In Claralyn the parties seeking to challenge a prior determination of paternity are grandparents.   Although grandparents may have an interest in their grandchild's paternity, it is not as immediate an interest as the biological father of the child possesses.  (Cf., Stanley v. Illinois (1972) 405 U.S. 645, 92 S.Ct. 1208, 31 L.Ed.2d 551, where the Supreme Court held that an unwed father's right to the custody of his children is protected by the due process and equal protection clauses.)

Thus although the policies of maintaining parent and child relationships and ensuring the finality of paternity judgments may outweigh a grandparent's right to challenge a prior determination of paternity, the same may not be said of a putative father's right in the absence of the application of the traditional doctrines of res judicata or collateral estoppel.

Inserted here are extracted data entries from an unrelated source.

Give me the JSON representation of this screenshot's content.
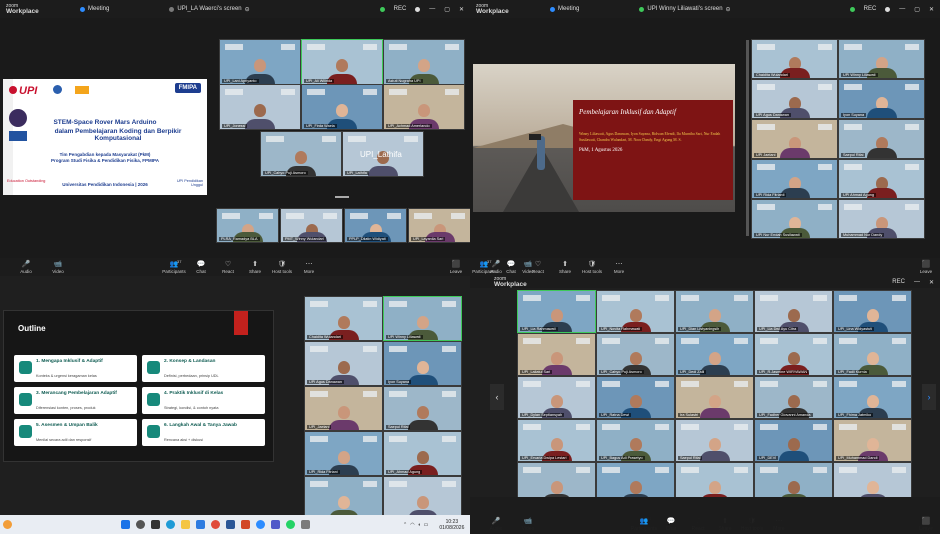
{
  "brand": {
    "line1": "zoom",
    "line2": "Workplace"
  },
  "meeting_label": "Meeting",
  "q1": {
    "share_tab": "UPI_LA Waerci's screen",
    "rec": "REC"
  },
  "q2": {
    "share_tab": "UPI Winny Liliawati's screen",
    "rec": "REC"
  },
  "controls": [
    "Audio",
    "Video",
    "Participants",
    "Chat",
    "React",
    "Share",
    "Host tools",
    "More",
    "Leave"
  ],
  "participant_count": "37",
  "slide1": {
    "upi": "UPI",
    "fmipa": "FMIPA",
    "title1": "STEM-Space Rover Mars Arduino",
    "title2": "dalam Pembelajaran Koding dan Berpikir Komputasional",
    "team1": "Tim Pengabdian kepada Masyarakat (PkM)",
    "team2": "Program Studi Fisika & Pendidikan Fisika, FPMIPA",
    "footer": "Universitas Pendidikan Indonesia | 2026",
    "left_tag": "Education Outstanding",
    "right_tag": "UPI Pendidikan Unggul"
  },
  "q1_tiles": [
    "UPI_Lani Apriyanto",
    "UPI_Ali Wilinda",
    "Astuti Nugraha UPI",
    "UPI_Jonessi",
    "UPI_Firda Waela",
    "UPI_Achmad Amerlando",
    "UPI_Cahyo Puji Asmoro",
    "UPI_Lathifa"
  ],
  "active_speaker": "UPI_Lathifa",
  "q1_strip": [
    "PLRA_Ramadya BLA",
    "PMT_Winny Wulandari",
    "PPLP_Dilatin Widiyati",
    "UPI_Layanila Sari"
  ],
  "slide2": {
    "title": "Pembelajaran Inklusif dan Adaptif",
    "authors": "Winny Liliawati, Agus Danawan, Iyon Suyana, Ridwan Efendi, Ifa Murniba Sari, Nur Endah Susilawati, Chandra Wulandari, M. Noor Dandy, Engi Agung M. S.",
    "date": "PkM, 1 Agustus 2026"
  },
  "q2_tiles": [
    "Chaidita Wulandari",
    "UPI Winny Liliawati",
    "UPI Agus Danawan",
    "Iyon Suyana",
    "UPI Jaelani",
    "Saepul Rifai",
    "UPI Rida Fitrianii",
    "UPI Ahmad Agung",
    "UPI Nur Endah Susilawati",
    "Muhammad Nur Dandy"
  ],
  "slide3": {
    "title": "Outline",
    "items": [
      {
        "t": "1. Mengapa Inklusif & Adaptif",
        "s": "Konteks & urgensi keragaman kelas"
      },
      {
        "t": "2. Konsep & Landasan",
        "s": "Definisi, perbedaan, prinsip UDL"
      },
      {
        "t": "3. Merancang Pembelajaran Adaptif",
        "s": "Diferensiasi konten, proses, produk"
      },
      {
        "t": "4. Praktik Inklusif di Kelas",
        "s": "Strategi, kondisi, & contoh nyata"
      },
      {
        "t": "5. Asesmen & Umpan Balik",
        "s": "Menilai secara adil dan responsif"
      },
      {
        "t": "6. Langkah Awal & Tanya Jawab",
        "s": "Rencana aksi + diskusi"
      }
    ]
  },
  "q3_tiles": [
    "Chaidita Wulandari",
    "UPI Winny Liliawati",
    "UPI Agus Danawan",
    "Iyon Suyana",
    "UPI_Jaelani",
    "Saepul Rifai",
    "UPI_Rida Fitriani",
    "UPI_Ahmad Agung",
    "UPI_Nur Endah Susilawati",
    "Muhammad Nur Dandy"
  ],
  "q4_tiles": [
    "UPI_Lia Rahmawati",
    "UPI_Novita Rahmawati",
    "UPI_Dian Listyaningsih",
    "UPI_Lia Dwi Ayu Citra",
    "UPI_Lina Widyastuti",
    "UPI_Lailatul Sari",
    "UPI_Cahyo Puji Asmoro",
    "UPI_Dedi Zalli",
    "UPI_R.Jasmine WIRYAWAN",
    "UPI_Fadli Kurnia",
    "UPI_Dylan Septiansyah",
    "UPI_Ratna Dewi",
    "Ira Sulastri",
    "UPI_Fadher Giovanni Amanda",
    "UPI_Fhima Jatmiko",
    "UPI_Ervaria Dwipa Lestari",
    "UPI_Bagus Adi Prasetyo",
    "Saepul Rifai",
    "UPI_DEVI",
    "UPI_Muhammad Dandi",
    "UPI_Riza Nuryadi",
    "UPI_Ani Rahmawati",
    "UPI_Adi Rochmat",
    "UPI_Ar Zahra",
    "UPI_Syarif Hidayah",
    "UPI_Nurul Aini",
    "Kananga Hamdan Faizah",
    "Dwi Lestari",
    "UPI_Rizky Hidayat",
    "UPI_Lathifa"
  ],
  "taskbar": {
    "time": "10:23",
    "date": "01/08/2026"
  }
}
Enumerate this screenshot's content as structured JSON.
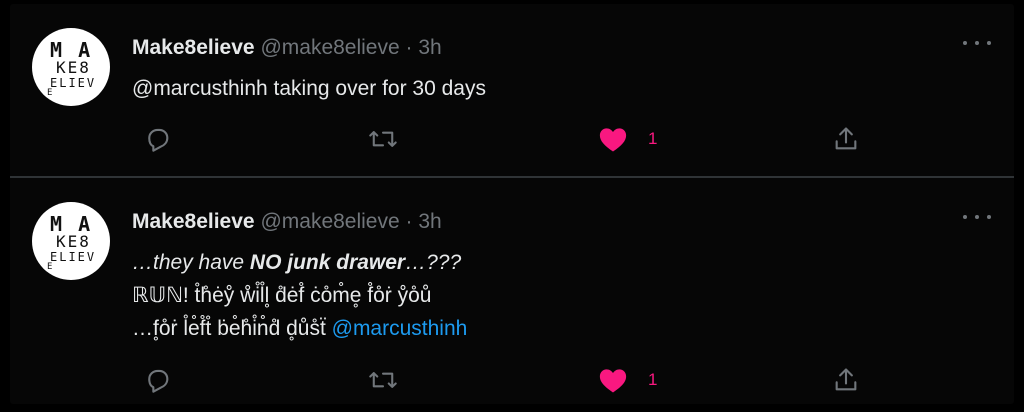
{
  "tweets": [
    {
      "avatar_letters": [
        "M A",
        "KE8",
        "ELIEV",
        "E"
      ],
      "name": "Make8elieve",
      "handle": "@make8elieve",
      "separator": "·",
      "time": "3h",
      "text_lines": [
        "@marcusthinh taking over for 30 days"
      ],
      "like_count": "1"
    },
    {
      "avatar_letters": [
        "M A",
        "KE8",
        "ELIEV",
        "E"
      ],
      "name": "Make8elieve",
      "handle": "@make8elieve",
      "separator": "·",
      "time": "3h",
      "line1_italic": "…they have ",
      "line1_bold": "NO junk drawer",
      "line1_end": "…???",
      "line2": "ℝ𝕌ℕ! t̊h̊ėẙ ẘi̊l̊l̥ d̊ėf̊ ċo̊m̊e̥ f̊o̊ṙ ẙo̊ů",
      "line3_text": "…f̥o̊ṙ l̊e̊f̊t̊ ḃe̊h̊i̊n̊d̊ d̥ůs̊ẗ ",
      "line3_link": "@marcusthinh",
      "like_count": "1"
    }
  ],
  "colors": {
    "background": "#000000",
    "card": "#060606",
    "text": "#e7e9ea",
    "secondary": "#71767b",
    "like": "#f91880",
    "link": "#1d9bf0",
    "divider": "#2f3336"
  },
  "icons": {
    "reply": "reply-icon",
    "retweet": "retweet-icon",
    "like": "heart-icon",
    "share": "share-icon",
    "more": "more-icon"
  }
}
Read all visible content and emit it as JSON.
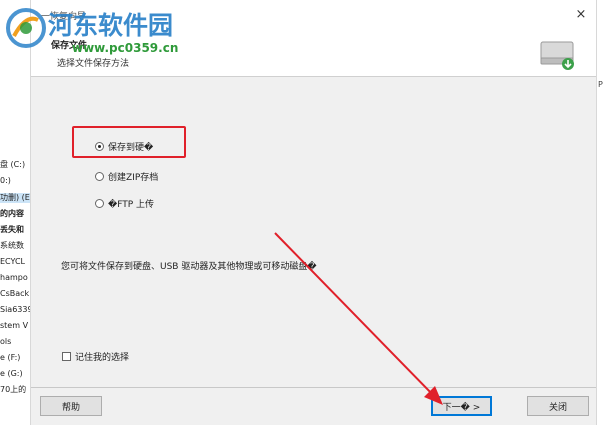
{
  "background": {
    "left_items": [
      "盘 (C:)",
      "0:)",
      "功删) (E",
      "的内容",
      "丢失和",
      "系统数",
      "ECYCL",
      "hampo",
      "CsBack",
      "Sia6339",
      "stem V",
      "ols",
      "e (F:)",
      "e (G:)",
      "70上的"
    ],
    "right_fragment": "P"
  },
  "dialog": {
    "window_title": "一恢复向导",
    "close_symbol": "×",
    "header_title": "保存文件",
    "header_subtitle": "选择文件保存方法",
    "options": [
      {
        "label": "保存到硬�",
        "checked": true
      },
      {
        "label": "创建ZIP存档",
        "checked": false
      },
      {
        "label": "�FTP 上传",
        "checked": false
      }
    ],
    "description": "您可将文件保存到硬盘、USB 驱动器及其他物理或可移动磁盘�",
    "remember_label": "记住我的选择",
    "buttons": {
      "help": "帮助",
      "next": "下一� >",
      "close": "关闭"
    }
  },
  "watermark": {
    "site_name": "河东软件园",
    "url": "www.pc0359.cn"
  },
  "colors": {
    "highlight_box": "#e0202a",
    "arrow": "#e0202a",
    "watermark_text": "#2b82c9",
    "watermark_url": "#2f9a3a"
  }
}
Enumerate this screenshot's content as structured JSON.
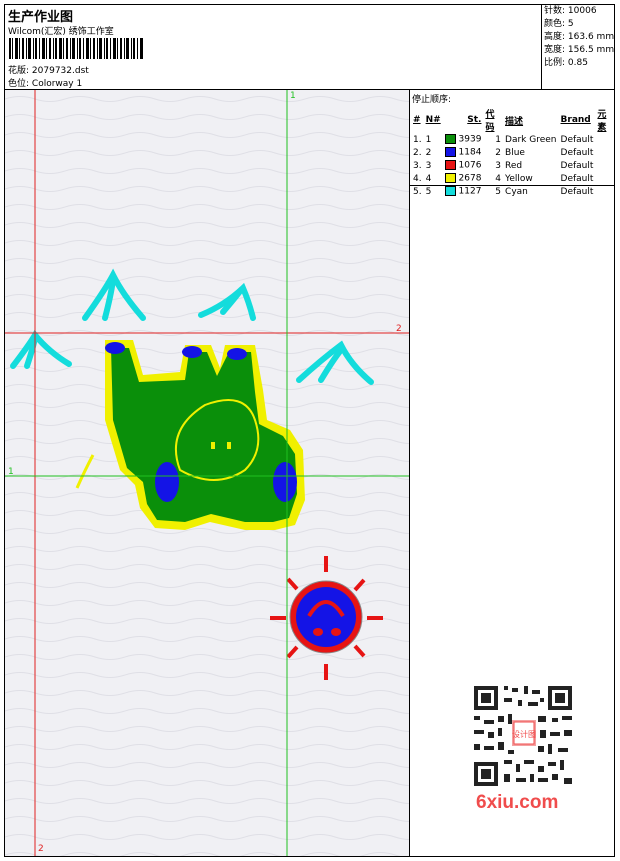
{
  "header": {
    "title": "生产作业图",
    "company": "Wilcom(汇宏) 绣饰工作室",
    "design_label": "花版:",
    "design_file": "2079732.dst",
    "colorway_label": "色位:",
    "colorway": "Colorway 1"
  },
  "stats": [
    {
      "label": "针数:",
      "value": "10006"
    },
    {
      "label": "颜色:",
      "value": "5"
    },
    {
      "label": "高度:",
      "value": "163.6 mm"
    },
    {
      "label": "宽度:",
      "value": "156.5 mm"
    },
    {
      "label": "比例:",
      "value": "0.85"
    }
  ],
  "stop_sequence": {
    "title": "停止顺序:",
    "columns": [
      "#",
      "N#",
      "St.",
      "代码",
      "描述",
      "Brand",
      "元素"
    ],
    "rows": [
      {
        "idx": "1.",
        "n": "1",
        "color": "#0a8f0a",
        "code": "3939",
        "st": "1",
        "desc": "Dark Green",
        "brand": "Default"
      },
      {
        "idx": "2.",
        "n": "2",
        "color": "#1414e6",
        "code": "1184",
        "st": "2",
        "desc": "Blue",
        "brand": "Default"
      },
      {
        "idx": "3.",
        "n": "3",
        "color": "#e61414",
        "code": "1076",
        "st": "3",
        "desc": "Red",
        "brand": "Default"
      },
      {
        "idx": "4.",
        "n": "4",
        "color": "#f0f000",
        "code": "2678",
        "st": "4",
        "desc": "Yellow",
        "brand": "Default"
      },
      {
        "idx": "5.",
        "n": "5",
        "color": "#14dcdc",
        "code": "1127",
        "st": "5",
        "desc": "Cyan",
        "brand": "Default"
      }
    ]
  },
  "guides": {
    "v1": "1",
    "v2": "2",
    "h1": "1",
    "h2": "2"
  },
  "watermark": {
    "site": "6xiu.com",
    "stamp": "设计图"
  },
  "colors": {
    "guide_red": "#e02020",
    "guide_green": "#20c020",
    "dark_green": "#0a8f0a",
    "blue": "#1414e6",
    "red": "#e61414",
    "yellow": "#f0f000",
    "cyan": "#14dcdc",
    "logo": "#f04c4c"
  }
}
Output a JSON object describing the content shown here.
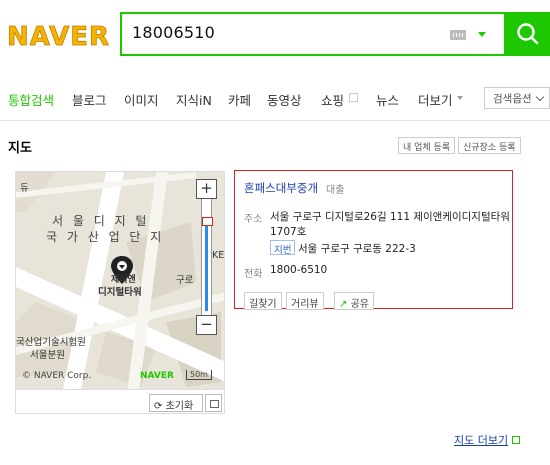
{
  "header": {
    "logo_text": "NAVER",
    "search_value": "18006510",
    "accent_color": "#1ec800"
  },
  "tabs": {
    "items": [
      "통합검색",
      "블로그",
      "이미지",
      "지식iN",
      "카페",
      "동영상",
      "쇼핑",
      "뉴스",
      "더보기"
    ],
    "active": "통합검색",
    "options_label": "검색옵션"
  },
  "map_section": {
    "title": "지도",
    "register_label": "내 업체 등록",
    "new_place_label": "신규장소 등록",
    "more_label": "지도 더보기"
  },
  "map": {
    "label_district_1": "서 울 디 지 털",
    "label_district_2": "국 가 산 업 단 지",
    "label_tower_1": "제이앤",
    "label_tower_2": "디지털타워",
    "label_guro": "구로",
    "label_institute_1": "국산업기술시험원",
    "label_institute_2": "서울분원",
    "label_edge_1": "듀",
    "label_edge_2": "KE",
    "copyright": "© NAVER Corp.",
    "brand": "NAVER",
    "scale": "50m",
    "zoom_in": "+",
    "zoom_out": "−",
    "reset_label": "초기화"
  },
  "place": {
    "name": "혼패스대부중개",
    "category": "대출",
    "address_label": "주소",
    "address_line1": "서울 구로구 디지털로26길 111 제이앤케이디지털타워",
    "address_line2": "1707호",
    "jibun_badge": "지번",
    "jibun_address": "서울 구로구 구로동 222-3",
    "phone_label": "전화",
    "phone": "1800-6510",
    "buttons": {
      "directions": "길찾기",
      "street_view": "거리뷰",
      "share": "공유"
    }
  }
}
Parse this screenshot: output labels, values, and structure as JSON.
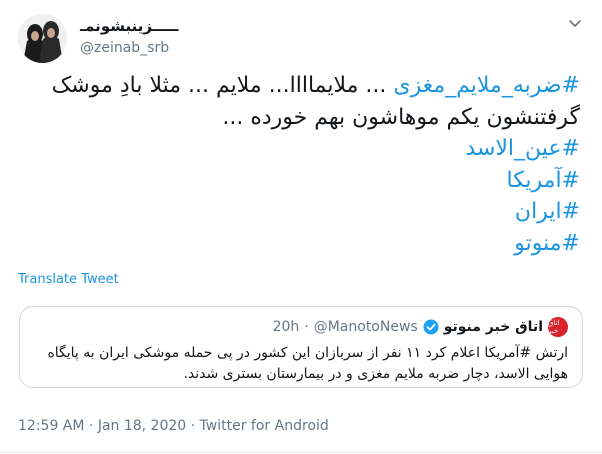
{
  "user": {
    "display_name": "ـــــزینبشونمـ",
    "handle": "@zeinab_srb"
  },
  "tweet": {
    "line1_hashtag": "#ضربه_ملایم_مغزی",
    "line1_text": " ... ملایماااا... ملایم ... مثلا بادِ موشک",
    "line2_text": "گرفتنشون یکم موهاشون بهم خورده ...",
    "hashtags": [
      "#عین_الاسد",
      "#آمریکا",
      "#ایران",
      "#منوتو"
    ]
  },
  "translate_label": "Translate Tweet",
  "quote": {
    "avatar_text": "اتاق خبر",
    "name": "اتاق خبر منوتو",
    "handle": "@ManotoNews",
    "separator": "·",
    "time": "20h",
    "text_line1": "ارتش #آمریکا اعلام کرد ۱۱ نفر از سربازان این کشور در پی حمله موشکی ایران به پایگاه",
    "text_line2": "هوایی الاسد، دچار ضربه ملایم مغزی و در بیمارستان بستری شدند."
  },
  "meta": {
    "time": "12:59 AM",
    "separator1": " · ",
    "date": "Jan 18, 2020",
    "separator2": " · ",
    "source": "Twitter for Android"
  },
  "colors": {
    "link": "#1b95e0",
    "verified": "#1da1f2",
    "muted": "#657786"
  }
}
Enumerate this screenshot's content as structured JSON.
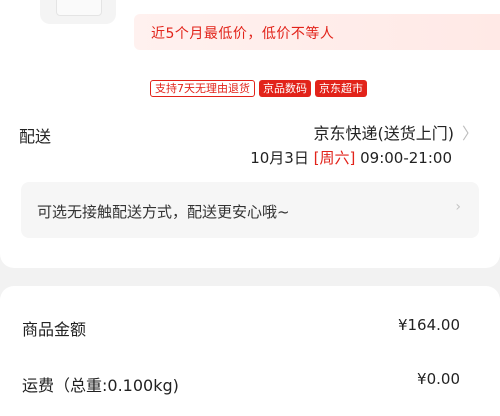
{
  "promo": {
    "price_note": "近5个月最低价，低价不等人"
  },
  "tags": [
    {
      "label": "支持7天无理由退货",
      "style": "outline"
    },
    {
      "label": "京品数码",
      "style": "red"
    },
    {
      "label": "京东超市",
      "style": "red"
    }
  ],
  "delivery": {
    "label": "配送",
    "method": "京东快递(送货上门)",
    "date": "10月3日",
    "weekday": "[周六]",
    "time_range": "09:00-21:00",
    "chevron_icon": "chevron-right-icon"
  },
  "contactless": {
    "text": "可选无接触配送方式，配送更安心哦~",
    "chevron_icon": "chevron-right-icon"
  },
  "summary": {
    "rows": [
      {
        "label": "商品金额",
        "value": "¥164.00"
      },
      {
        "label": "运费（总重:0.100kg)",
        "value": "¥0.00"
      }
    ]
  },
  "colors": {
    "accent_red": "#e2231a",
    "page_bg": "#f2f2f2",
    "card_bg": "#ffffff"
  }
}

 Paula V. argues that the Illinois decree must be given full faith and credit in California.   A foreign decree is entitled to full faith and credit in California only in so far as the foreign court has jurisdiction to pronounce the judgment or order.  (See 5 Witkin, Summary, Const.Law (8th ed. 1974) § 20 at p. 3264.)

 The question is whether Paula V.'s affidavit in support of the motion for summary judgment is sufficient to show that the Illinois court had jurisdiction to decide Mark B.'s status in relation to Joshua.

“A state may not exercise judicial jurisdiction over the status of a person unless a reasonable method is employed to give him notice of the action and unless he is afforded a reasonable opportunity to be heard.”  (Rest.2d Conf. of Laws § 69.)  “Unless these requirements [of notice and opportunity to be heard] are met, the decree will not be recognized as valid in other states and, if rendered in a State of the United States, will be void in the rendering State itself under the due process clause of the Fourteenth Amendment of the Constitution.”  (Id., com. a.)

Because there is nothing in Paula V.'s moving papers to show that Mark B. had notice and an opportunity to be heard in Illinois, the trial court erred when it relied on the Illinois decree to determine Mark B.'s status in relation to Joshua.

Finally Paula V. urges that the Illinois judgment is determinative of the parent and child relationship under Civil Code section 7010, subdivision (a).   That section provides in pertinent part:  “The judgment or order of the court determining the existence or nonexistence of the parent and child relationship is determinative for all purposes․”

Section 7010 refers to a judgment or order rendered pursuant to an action brought under the Uniform Parentage Act (Civ.Code, § 7000 et seq.).   It does not refer to the Illinois dissolution decree.



Because we have decided that the trial court erred in relying on the Illinois judgment, we need not decide whether Paula V. is estopped from using the Illinois judgment as a defense to Mark B's. action.

A portion of this opinion is unpublished.

The judgment is reversed.   Each party to bear their own costs on appeal.


FOOTNOTE.   See footnote *, ante.

ABBE, Associate Justice.

STONE, P.J., and GILBERT, J., concur.